This interview with First Things’s R.R. Reno contains something worth thinking about:
R.R. Reno: We have to have a welcoming, pro-immigration society that is capable of maintaining social unity. I would argue that you can’t have multi-cultural democracy—there are no multi-cultural democracies. They’re all in states of civil war or parts of empires.
Green: Well, but the United States is a multi-cultural democracy.
Reno: No, it’s not. It’s very homogeneous. When foreigners come to the United States, they’re always shocked by how homogeneous we are. We just do a very good job of assimilating people and making them into Americans.
Green: So if by “multi-cultural” you don’t mean a diversity of religions, a diversity of ethnic backgrounds, a diversity of national origins, and a diversity of individual political ideologies—all of which the U.S. has—what do you mean?
Reno: Shared heritage, common identity.

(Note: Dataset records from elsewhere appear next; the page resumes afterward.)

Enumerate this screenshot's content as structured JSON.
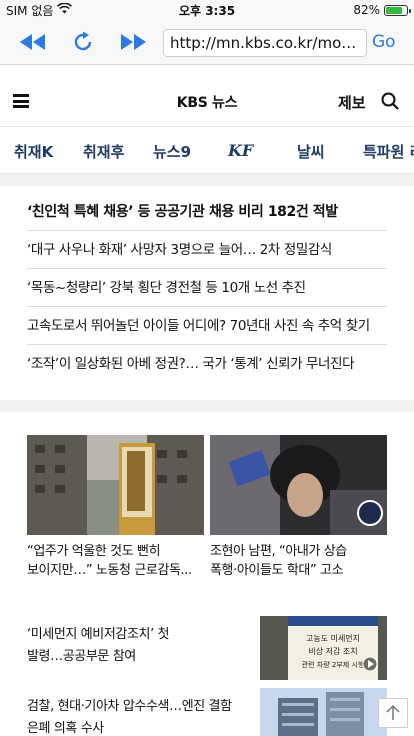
{
  "status_bar": {
    "carrier": "SIM 없음",
    "time": "오후 3:35",
    "battery": "82%",
    "battery_level": 0.82
  },
  "browser": {
    "url": "http://mn.kbs.co.kr/mobile/...",
    "go_label": "Go",
    "back_icon": "rewind-icon",
    "reload_icon": "reload-icon",
    "forward_icon": "fast-forward-icon"
  },
  "site": {
    "logo": "KBS 뉴스",
    "tip_label": "제보"
  },
  "categories": [
    "취재K",
    "취재후",
    "뉴스9",
    "KF",
    "날씨",
    "특파원 리"
  ],
  "headlines": [
    "‘친인척 특혜 채용’ 등 공공기관 채용 비리 182건 적발",
    "‘대구 사우나 화재’ 사망자 3명으로 늘어… 2차 정밀감식",
    "‘목동~청량리’ 강북 횡단 경전철 등 10개 노선 추진",
    "고속도로서 뛰어놀던 아이들 어디에? 70년대 사진 속 추억 찾기",
    "‘조작’이 일상화된 아베 정권?… 국가 ‘통계’ 신뢰가 무너진다"
  ],
  "photo_cards": [
    {
      "line1": "“업주가 억울한 것도 뻔히",
      "line2": "보이지만…” 노동청 근로감독..."
    },
    {
      "line1": "조현아 남편, “아내가 상습",
      "line2": "폭행·아이들도 학대” 고소"
    }
  ],
  "list_items": [
    {
      "line1": "‘미세먼지 예비저감조치’ 첫",
      "line2": "발령…공공부문 참여",
      "thumb_text": [
        "고농도 미세먼지",
        "비상 저감 조치",
        "관련 차량 2부제 시행"
      ]
    },
    {
      "line1": "검찰, 현대·기아차 압수수색…엔진 결함",
      "line2": "은폐 의혹 수사"
    }
  ],
  "colors": {
    "accent_blue": "#2a7ae0",
    "nav_text": "#1f3c66",
    "divider": "#f2f2f2"
  }
}
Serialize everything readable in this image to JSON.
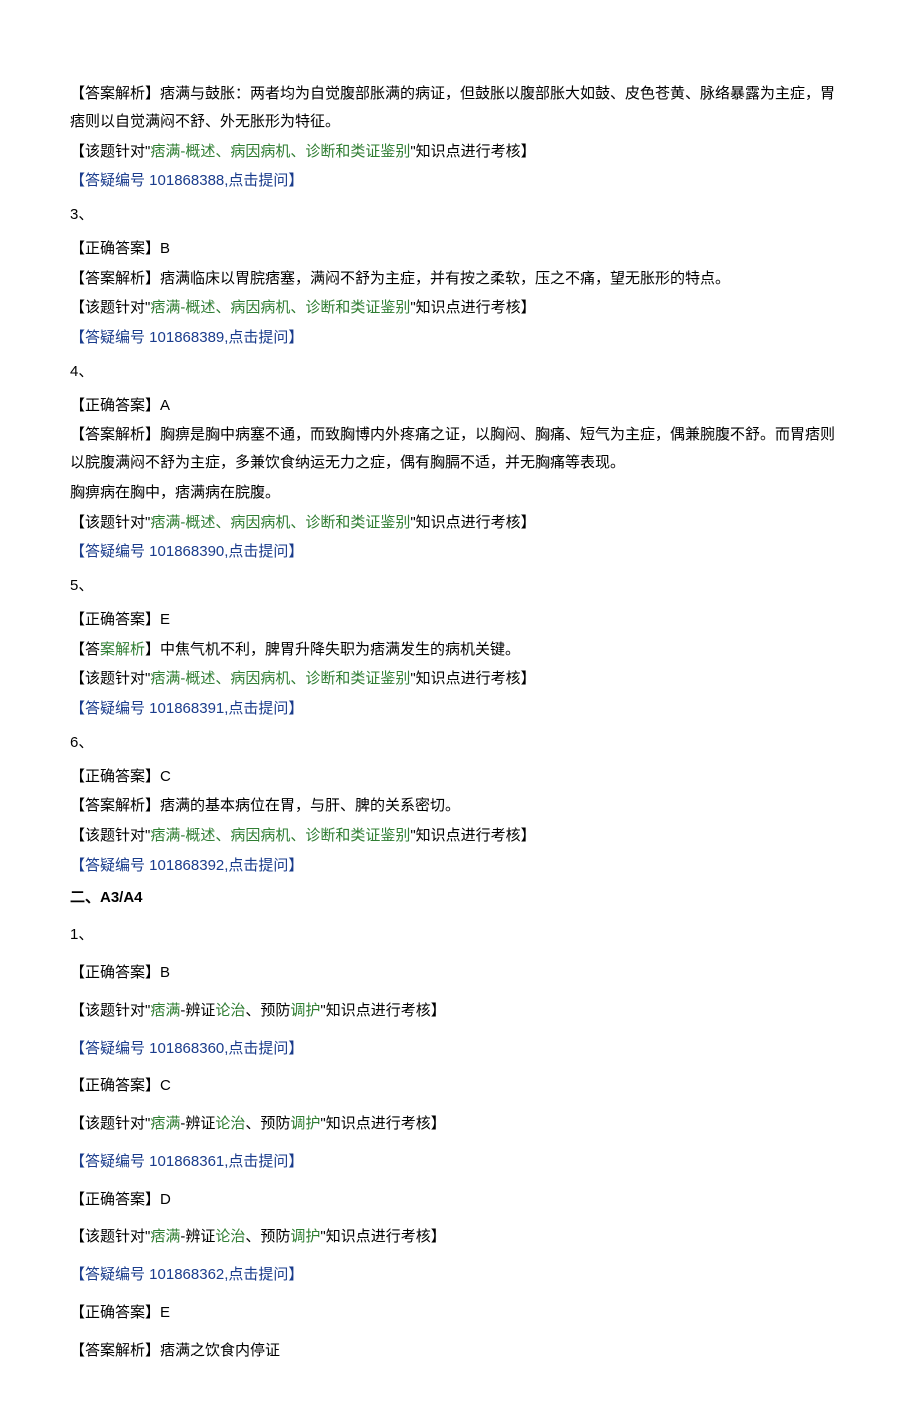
{
  "q2": {
    "analysis_label": "【答案解析】",
    "analysis_text": "痞满与鼓胀：两者均为自觉腹部胀满的病证，但鼓胀以腹部胀大如鼓、皮色苍黄、脉络暴露为主症，胃痞则以自觉满闷不舒、外无胀形为特征。",
    "note_prefix": "【该题针对\"",
    "note_green": "痞满-概述、病因病机、诊断和类证鉴别",
    "note_suffix": "\"知识点进行考核】",
    "link": "【答疑编号 101868388,点击提问】"
  },
  "q3": {
    "num": "3、",
    "correct_label": "【正确答案】",
    "correct_ans": "B",
    "analysis_label": "【答案解析】",
    "analysis_text": "痞满临床以胃脘痞塞，满闷不舒为主症，并有按之柔软，压之不痛，望无胀形的特点。",
    "note_prefix": "【该题针对\"",
    "note_green": "痞满-概述、病因病机、诊断和类证鉴别",
    "note_suffix": "\"知识点进行考核】",
    "link": "【答疑编号 101868389,点击提问】"
  },
  "q4": {
    "num": "4、",
    "correct_label": "【正确答案】",
    "correct_ans": "A",
    "analysis_label": "【答案解析】",
    "analysis_text1": "胸痹是胸中病塞不通，而致胸博内外疼痛之证，以胸闷、胸痛、短气为主症，偶兼腕腹不舒。而胃痞则以脘腹满闷不舒为主症，多兼饮食纳运无力之症，偶有胸膈不适，并无胸痛等表现。",
    "analysis_text2": "胸痹病在胸中，痞满病在脘腹。",
    "note_prefix": "【该题针对\"",
    "note_green": "痞满-概述、病因病机、诊断和类证鉴别",
    "note_suffix": "\"知识点进行考核】",
    "link": "【答疑编号 101868390,点击提问】"
  },
  "q5": {
    "num": "5、",
    "correct_label": "【正确答案】",
    "correct_ans": "E",
    "analysis_p1": "【答",
    "analysis_g1": "案解析",
    "analysis_p2": "】中焦气机不利，脾胃升降失职为痞满发生的病机关键。",
    "note_prefix": "【该题针对\"",
    "note_green": "痞满-概述、病因病机、诊断和类证鉴别",
    "note_suffix": "\"知识点进行考核】",
    "link": "【答疑编号 101868391,点击提问】"
  },
  "q6": {
    "num": "6、",
    "correct_label": "【正确答案】",
    "correct_ans": "C",
    "analysis_label": "【答案解析】",
    "analysis_text": "痞满的基本病位在胃，与肝、脾的关系密切。",
    "note_prefix": "【该题针对\"",
    "note_green": "痞满-概述、病因病机、诊断和类证鉴别",
    "note_suffix": "\"知识点进行考核】",
    "link": "【答疑编号 101868392,点击提问】"
  },
  "sec2": {
    "heading": "二、A3/A4"
  },
  "s2q1": {
    "num": "1、",
    "a": {
      "correct_label": "【正确答案】",
      "correct_ans": "B",
      "note_prefix": "【该题针对\"",
      "note_g1": "痞满",
      "note_b1": "-辨证",
      "note_g2": "论治",
      "note_b2": "、预防",
      "note_g3": "调护",
      "note_suffix": "\"知识点进行考核】",
      "link": "【答疑编号 101868360,点击提问】"
    },
    "b": {
      "correct_label": "【正确答案】",
      "correct_ans": "C",
      "note_prefix": "【该题针对\"",
      "note_g1": "痞满",
      "note_b1": "-辨证",
      "note_g2": "论治",
      "note_b2": "、预防",
      "note_g3": "调护",
      "note_suffix": "\"知识点进行考核】",
      "link": "【答疑编号 101868361,点击提问】"
    },
    "c": {
      "correct_label": "【正确答案】",
      "correct_ans": "D",
      "note_prefix": "【该题针对\"",
      "note_g1": "痞满",
      "note_b1": "-辨证",
      "note_g2": "论治",
      "note_b2": "、预防",
      "note_g3": "调护",
      "note_suffix": "\"知识点进行考核】",
      "link": "【答疑编号 101868362,点击提问】"
    },
    "d": {
      "correct_label": "【正确答案】",
      "correct_ans": "E",
      "analysis_label": "【答案解析】",
      "analysis_text": "痞满之饮食内停证"
    }
  }
}
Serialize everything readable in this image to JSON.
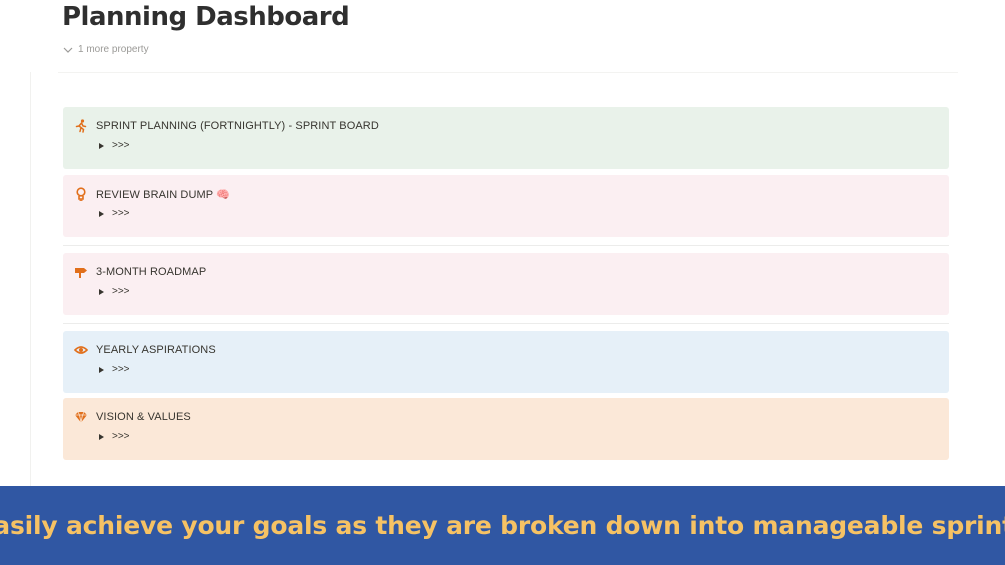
{
  "page": {
    "title": "Planning Dashboard",
    "property_toggle": "1 more property"
  },
  "callouts": [
    {
      "title": "SPRINT PLANNING (FORTNIGHTLY) - SPRINT BOARD",
      "toggle": ">>>",
      "icon": "running-person-icon",
      "bg": "#e9f2ea"
    },
    {
      "title": "REVIEW BRAIN DUMP 🧠",
      "toggle": ">>>",
      "icon": "lightbulb-icon",
      "bg": "#fbeff2"
    },
    {
      "title": "3-MONTH ROADMAP",
      "toggle": ">>>",
      "icon": "signpost-icon",
      "bg": "#fbeff2"
    },
    {
      "title": "YEARLY ASPIRATIONS",
      "toggle": ">>>",
      "icon": "eye-icon",
      "bg": "#e6f0f8"
    },
    {
      "title": "VISION & VALUES",
      "toggle": ">>>",
      "icon": "gem-icon",
      "bg": "#fbe8d8"
    }
  ],
  "colors": {
    "icon_accent": "#e16f1b",
    "banner_bg": "#3057a3",
    "banner_text": "#f6c264"
  },
  "banner": {
    "text": "Easily achieve your goals as they are broken down into manageable sprints"
  }
}
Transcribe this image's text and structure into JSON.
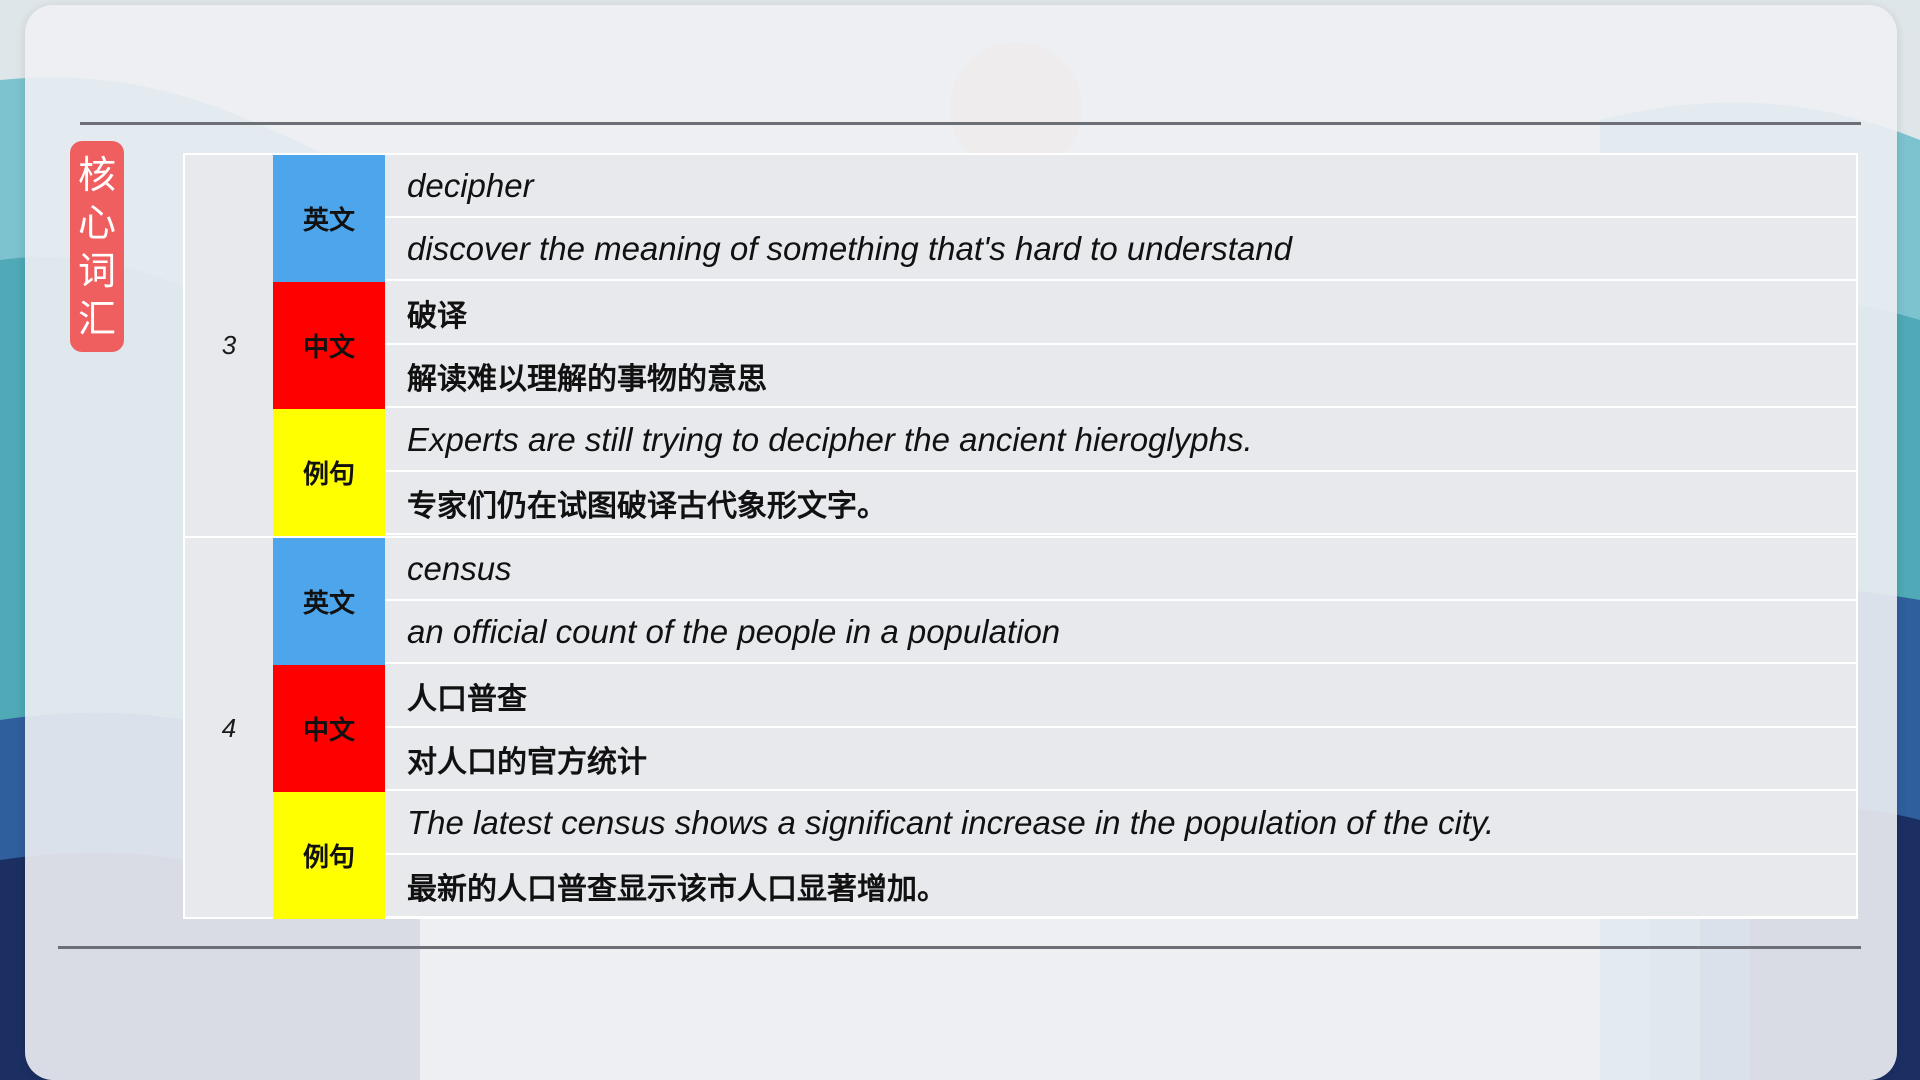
{
  "side_label": [
    "核",
    "心",
    "词",
    "汇"
  ],
  "entries": [
    {
      "index": "3",
      "rows": [
        {
          "label": "英文",
          "lines": [
            "decipher",
            "discover the meaning of something that's hard to understand"
          ]
        },
        {
          "label": "中文",
          "lines": [
            "破译",
            "解读难以理解的事物的意思"
          ]
        },
        {
          "label": "例句",
          "lines": [
            "Experts are still trying to decipher the ancient hieroglyphs.",
            "专家们仍在试图破译古代象形文字。"
          ]
        }
      ]
    },
    {
      "index": "4",
      "rows": [
        {
          "label": "英文",
          "lines": [
            "census",
            "an official count of the people in a population"
          ]
        },
        {
          "label": "中文",
          "lines": [
            "人口普查",
            "对人口的官方统计"
          ]
        },
        {
          "label": "例句",
          "lines": [
            "The latest census shows a significant increase in the population of the city.",
            "最新的人口普查显示该市人口显著增加。"
          ]
        }
      ]
    }
  ],
  "colors": {
    "english_label": "#4da6ec",
    "chinese_label": "#ff0000",
    "example_label": "#ffff00",
    "side_tag": "#ef5f5f"
  }
}
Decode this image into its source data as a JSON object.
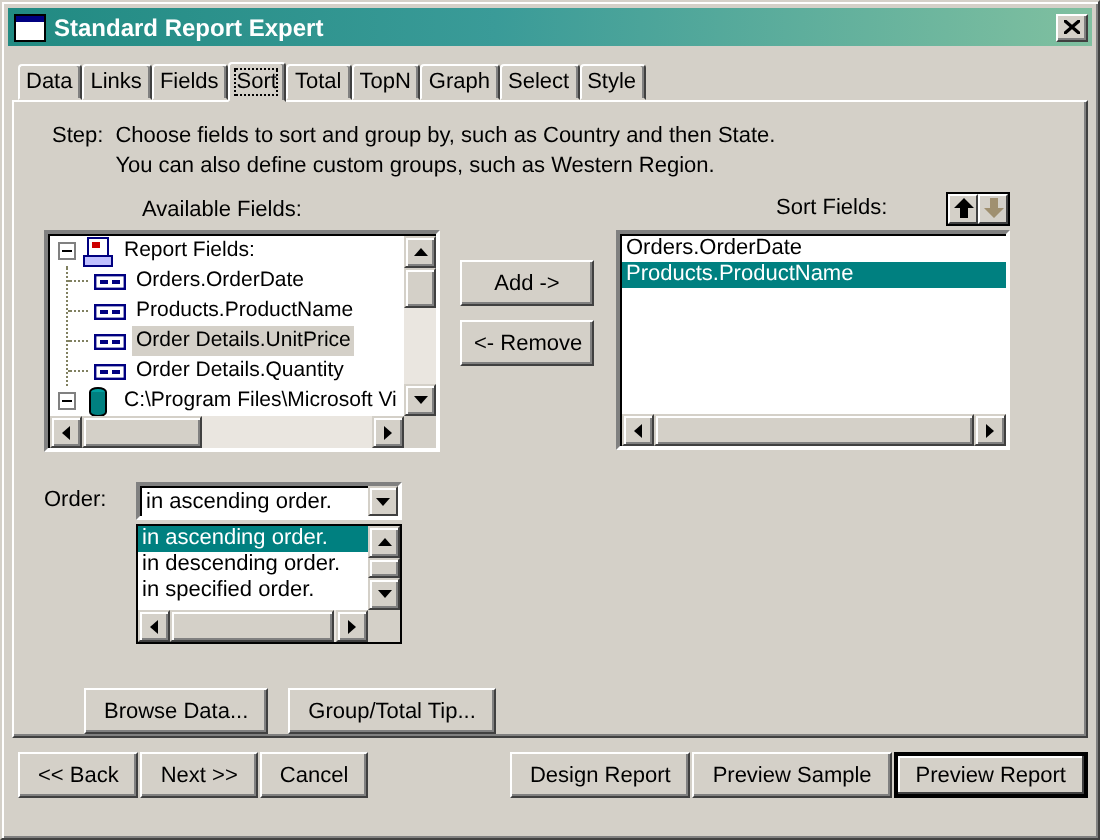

When you’re traveling abroad and you meet another American, it doesn’t matter if they’re Asian, African American, or whatever—you hang out with them, because you have shared habits of mind and sensibilities.
Green: So you’re pointing to a cohesive sense of national identity.
A culture is a holistic, comprehensive force that binds a people (a diverse people) together. I think it’s telling that the interviewer considers “multiculturalism” and “diversity” to be interchangeable.